Copy link to this message
-
Schema design question - Hot Key concerns
Suraj Varma 2011-11-18, 17:33
I have an HBase schema design question that I wanted to discuss with the list.

Let's say we have a "wide" table design that has a table with one
column family containing "show bookings", say.

RowKey: SHOW_ID
Columns: SEATS_AVAILABLE, BOOKING_<#1>, BOOKING_<#2>, BOOKING_<#3>, etc
Values: <remaining available seats>, <seats booked>, <seats booked,
<seats booked>, etc

Each "SHOW_ID" will have variable number of columns.

Usage Pattern:
1) Multiple clients / threads are constantly
creating/updating/deleting "bookings" and this results in a column
being added /updated/deleted to the row.
2) The SEATS_AVAILABLE column needs to be atomically updated whenever
a corresponding BOOKING_<#> is added, updated or deleted.
3) Clients update their own unique BOOKING columns (i.e. clients
update their own mutually exclusive BOOKING_<#> columns.
4) Clients can concurrently update the SEATS_AVAILABLE column.
5) Some SHOW_ID will be harder hit than other SHOW_IDs
6) A TTL on the BOOKING columns will be set to expire them after some set time.
7) We want to  leverage the atomic update at "row level" that HBase
provides for atomically updating the related columns.

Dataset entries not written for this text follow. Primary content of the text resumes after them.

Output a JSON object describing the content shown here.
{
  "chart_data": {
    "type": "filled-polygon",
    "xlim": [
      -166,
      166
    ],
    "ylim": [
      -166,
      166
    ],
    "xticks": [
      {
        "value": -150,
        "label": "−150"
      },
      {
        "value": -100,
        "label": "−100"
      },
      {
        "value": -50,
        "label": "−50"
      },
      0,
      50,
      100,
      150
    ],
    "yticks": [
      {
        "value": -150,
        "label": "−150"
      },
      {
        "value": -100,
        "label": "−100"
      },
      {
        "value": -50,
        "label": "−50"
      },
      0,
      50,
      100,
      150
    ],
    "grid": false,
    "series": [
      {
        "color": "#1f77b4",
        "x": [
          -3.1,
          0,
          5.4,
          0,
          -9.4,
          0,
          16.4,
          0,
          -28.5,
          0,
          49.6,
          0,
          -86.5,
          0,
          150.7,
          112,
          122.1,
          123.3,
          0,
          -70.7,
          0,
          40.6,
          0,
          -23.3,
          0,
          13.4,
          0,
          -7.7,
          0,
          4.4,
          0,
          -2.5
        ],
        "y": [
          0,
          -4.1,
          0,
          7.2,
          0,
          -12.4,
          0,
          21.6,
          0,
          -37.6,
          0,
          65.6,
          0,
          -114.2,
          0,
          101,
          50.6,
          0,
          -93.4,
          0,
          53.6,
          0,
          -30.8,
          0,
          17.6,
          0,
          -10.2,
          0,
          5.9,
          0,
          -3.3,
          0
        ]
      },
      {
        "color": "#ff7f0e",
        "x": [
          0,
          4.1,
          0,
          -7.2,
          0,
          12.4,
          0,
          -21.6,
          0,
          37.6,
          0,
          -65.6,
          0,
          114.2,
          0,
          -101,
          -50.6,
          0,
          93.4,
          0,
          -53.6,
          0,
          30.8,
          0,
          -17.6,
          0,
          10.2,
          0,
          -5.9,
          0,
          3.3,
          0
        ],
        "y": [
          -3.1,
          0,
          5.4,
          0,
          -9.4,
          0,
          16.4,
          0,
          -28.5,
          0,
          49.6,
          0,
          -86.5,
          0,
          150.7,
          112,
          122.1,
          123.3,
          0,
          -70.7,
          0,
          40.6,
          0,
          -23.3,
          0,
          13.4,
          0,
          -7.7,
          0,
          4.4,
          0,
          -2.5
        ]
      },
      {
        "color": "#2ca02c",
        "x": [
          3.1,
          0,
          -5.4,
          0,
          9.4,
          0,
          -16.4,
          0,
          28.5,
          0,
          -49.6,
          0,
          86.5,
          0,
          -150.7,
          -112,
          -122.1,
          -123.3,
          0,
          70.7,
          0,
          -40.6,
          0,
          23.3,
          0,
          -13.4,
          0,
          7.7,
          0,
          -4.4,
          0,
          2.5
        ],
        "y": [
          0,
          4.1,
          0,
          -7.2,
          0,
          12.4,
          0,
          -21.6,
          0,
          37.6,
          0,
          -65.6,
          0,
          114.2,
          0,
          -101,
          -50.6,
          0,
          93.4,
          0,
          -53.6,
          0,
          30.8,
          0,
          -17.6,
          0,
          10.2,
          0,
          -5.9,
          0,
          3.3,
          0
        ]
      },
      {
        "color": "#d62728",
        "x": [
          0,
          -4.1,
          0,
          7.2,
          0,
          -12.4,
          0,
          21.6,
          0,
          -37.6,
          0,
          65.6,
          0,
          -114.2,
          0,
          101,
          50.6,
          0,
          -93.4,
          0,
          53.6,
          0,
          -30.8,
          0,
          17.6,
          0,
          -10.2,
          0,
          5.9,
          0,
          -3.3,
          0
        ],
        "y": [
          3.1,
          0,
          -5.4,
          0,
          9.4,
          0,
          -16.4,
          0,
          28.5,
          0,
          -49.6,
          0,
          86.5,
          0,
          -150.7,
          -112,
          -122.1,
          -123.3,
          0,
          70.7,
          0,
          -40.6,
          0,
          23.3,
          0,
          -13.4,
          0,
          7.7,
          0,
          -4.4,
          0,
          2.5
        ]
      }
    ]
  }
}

So - we are visualizing this as sort of an "equalizer" graphic on a
stereo where each row is constantly varying in terms of columns added
& removed. The SEATS_AVAILABLE value goes up & down correspondingly.

Questions / Notes:
1) Could this lead to a hot key / hot row scenario? The columns being
updated are mutually exclusive except for the SEATS_AVAILABLE. Or
would this be very low overhead given that only one column is really
being "updated" by multiple client threads?

2) The alternative we had explored was tall table where each BOOKING
is a separate row (SHOW_ID-BOOKING-<#> would be the key) ... however,
in this case, we won't be able to atomically update the
SEATS_AVAILABLE column at the same time.

3) In terms of "row locking", what is the granularity? i.e. when is
the row level lock engaged to make it atomic (i.e. are the column
updates made on the side and "swapped" in with the row level lock?) or
is the row level lock held for the full duration of the update.

4) I think the concern is whether this design is scalable as the
number of clients keep increasing over time ...

5) Any other suggestions on how hot row key scenario (if real) can be
sidestepped?

Thanks,
--Suraj